Locking myself to 80% is silly since I'd much prefer that 20% as a buffer in important situations instead of having an extra 1% in some theoretical point 5 years in the future. I've been at 2-3% remaining while trying to find a hotel in a new city/country and starting the day with a 100% charge has saved my ass countless times.
I literally discharged my 12 mini so fast in last couple of months of its two year applecare warranty, just to get a new battery. Got it done. Phone is visibly lasting so much longer now.
iPhone likes to stay on single battery percentage for such a long time for no apparent reason that it feels like a misleading number.
Can’t speak for OP - but yes, my wife drains hers almost twice a day due to 6+ hours of phone calls plus normal casual usage.
Probably could be more diligent with planning and charging while using near a desk, but that adds mental overhead for very little gain. Her time and mental capacity is best spent towards focusing on her extremely high stress job. The entire point of apple ecosystem is to not have to think about it.
I rarely use the 80% feature of my iwatch since I have no idea which day out of 30 or so I actually end up needing that last 20%. Not worth the extra battery towards end of life since I will very likely be trading in and upgrading by the time it’d ever be useful to me. Even a single day of not having a dead watch offsets the cost for me.
As someone who at points has had high phone call work, I found it much better to use a VOIP line with a wireless desk phone. The ergonomics are better than a cell phone, the 40-hour talk time doesn't run down my phone battery, voicemails don't clog up my cell phone, I can programatically forward the number to my cell number, etc.
Biggest downside I've found is around recording calls. I'm sure there are ways to do that with VOIP, but I've found it easiest to just use my cell when I have the occasional call I need to record.
Yeah, my job doesn't include phone calls at all, so it seems really alien to me now. Even so, the idea of voicemails still seems quaint and antiquated: they're incredibly inefficient for the listener. If I had a job that involved phone calls, I'd still rather just hang up when I don't get an answer, and instead send a detailed email.

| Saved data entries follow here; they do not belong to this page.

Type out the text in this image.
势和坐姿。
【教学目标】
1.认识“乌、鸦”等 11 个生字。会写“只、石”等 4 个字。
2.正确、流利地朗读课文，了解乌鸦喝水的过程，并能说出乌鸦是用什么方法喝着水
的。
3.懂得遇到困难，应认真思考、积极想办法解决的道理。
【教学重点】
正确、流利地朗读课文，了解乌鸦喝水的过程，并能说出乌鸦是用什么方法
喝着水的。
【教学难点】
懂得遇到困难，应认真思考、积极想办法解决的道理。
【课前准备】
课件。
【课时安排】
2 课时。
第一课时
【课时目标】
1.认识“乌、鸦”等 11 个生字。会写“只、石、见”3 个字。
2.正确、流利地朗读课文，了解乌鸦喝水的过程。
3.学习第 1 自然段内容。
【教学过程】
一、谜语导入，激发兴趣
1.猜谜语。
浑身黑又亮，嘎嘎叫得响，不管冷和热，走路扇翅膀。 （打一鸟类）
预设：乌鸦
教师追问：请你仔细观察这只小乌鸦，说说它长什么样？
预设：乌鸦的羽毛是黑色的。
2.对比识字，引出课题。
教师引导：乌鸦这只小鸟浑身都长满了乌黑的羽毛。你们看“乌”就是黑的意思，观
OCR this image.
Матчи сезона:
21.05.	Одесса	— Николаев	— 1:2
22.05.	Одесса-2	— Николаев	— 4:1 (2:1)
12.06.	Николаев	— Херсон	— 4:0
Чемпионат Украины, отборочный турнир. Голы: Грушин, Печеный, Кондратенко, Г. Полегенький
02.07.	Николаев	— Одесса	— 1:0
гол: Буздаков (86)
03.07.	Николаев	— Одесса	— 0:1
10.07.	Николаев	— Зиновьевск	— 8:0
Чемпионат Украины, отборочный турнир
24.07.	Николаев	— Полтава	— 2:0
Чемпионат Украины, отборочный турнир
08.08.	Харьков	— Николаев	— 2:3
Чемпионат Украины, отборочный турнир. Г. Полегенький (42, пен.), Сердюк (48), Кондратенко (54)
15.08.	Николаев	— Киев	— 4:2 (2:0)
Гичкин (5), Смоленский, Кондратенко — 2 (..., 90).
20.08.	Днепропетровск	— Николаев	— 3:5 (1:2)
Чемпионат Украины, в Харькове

In regards to the mental overhead of charging at a desk, I have found that a charging stand helps me not think about it, compared to plugging in a cable. It becomes the default place to put the phone when seated. A non-Magsafe solution might be better since there aren't cables that can be accidentally yanked.
Wow. I wonder if a non-smart phone would do better? Too bad batteries aren't removable anymore. I recall some "battery cases" that could go 48-72 hours in exchange for more bulk.
I just turned that off immediately. It’s not that expensive to have a shop replace the battery and it will eventually need replacing anyway. I’m not living my life at 80% and milking the battery to avoid something that is inevitable anyway. Glad to see this confirm that it didn’t do a lot anyway.
The part that's NOT inevitable is it going bad during Apple's warranty window. It was such a self-serving policy to begin with. After all, the primary symptom of the kind of decay they're supposedly avoiding, is a battery with 80% capacity!
But scheiße, I had to buy new phone anyway, because banking app refused to work on Android 6.